The plan is wrong from the start
If the planner misunderstands the task, then even a careful executor cannot fix it.
The plan is too rigid and does not adapt to new observations
This is the classic weakness of Plan-and-Execute.
If the external world changes quickly, a plan that is too fixed may feel rigid.
The executor is disconnected from the plan description
Common situations:
- the planner writes a vague step
- the executor does not know how to implement it
So plan steps are best when they are:
- clearly scoped
- executable
- explicit about inputs and outputs
How do we make Plan-and-Execute more stable in engineering practice?
Make the plan structured
Do not generate only a string of natural language. A better format is usually:
- step id
- description
- input
- output
Write back to context after each step
This is more helpful for:
- debugging
- replay
- retrying
Allow replanning when necessary
The most stable version of Plan-and-Execute is often not:
- plan once, never change it
but:
- plan the big direction first
- allow replanning when major deviations occur
If you turn this into a project or system design, what is most worth showing?
What is most worth showing is usually not:
- “the system first generated a plan”
but:
- The user goal
- The steps broken down by the Planner
- How
contextchanges after each step - Where replan is needed
That way, others can more easily see:
- you understand long-task orchestration
- you did not just add another layer of prompt
Common misconceptions
Misconception 1: having a plan always makes the system smarter
A plan can improve stability, but only if the plan itself is good enough.
Misconception 2: every task should use planner first and executor second
Not necessarily. For short tasks or highly interactive tasks, ReAct is often more natural.

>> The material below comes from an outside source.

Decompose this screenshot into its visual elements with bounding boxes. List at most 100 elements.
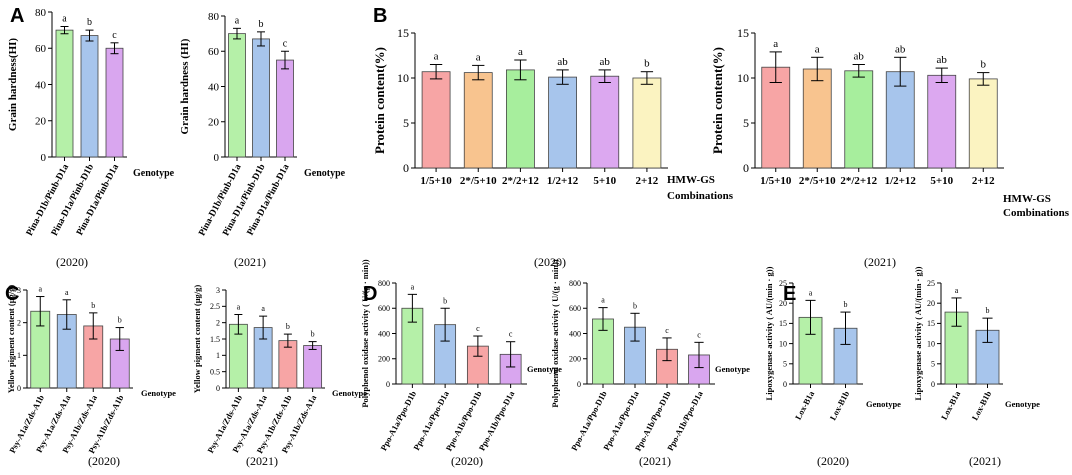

Misconception 3: it is enough to just list step names in the plan
A truly executable plan also needs:
- step granularity
- state dependencies
- output definitions
Summary
The most important thing in this section is not to treat Plan-and-Execute as just another trendy name,
but to understand its core engineering value:
When tasks are long enough, complex enough, and need stable repeatability, planning first and executing later can significantly reduce improvisational drift, making the system easier to debug, review, and maintain.
Once this layer is in place, you will find DAG planning, multi-Agent division of labor, and task graph scheduling much easier to understand.
Exercises
- Replace the “customer support weekly report” in the example with “organize knowledge base answers” or “do competitor research,” and rewrite the plan.
- Why do long tasks need a planner more than short tasks?
- If the goal changes halfway through execution, how would you design a replanning mechanism?
- Think about it: which tasks are better suited to ReAct, and which are better suited to Plan-and-Execute?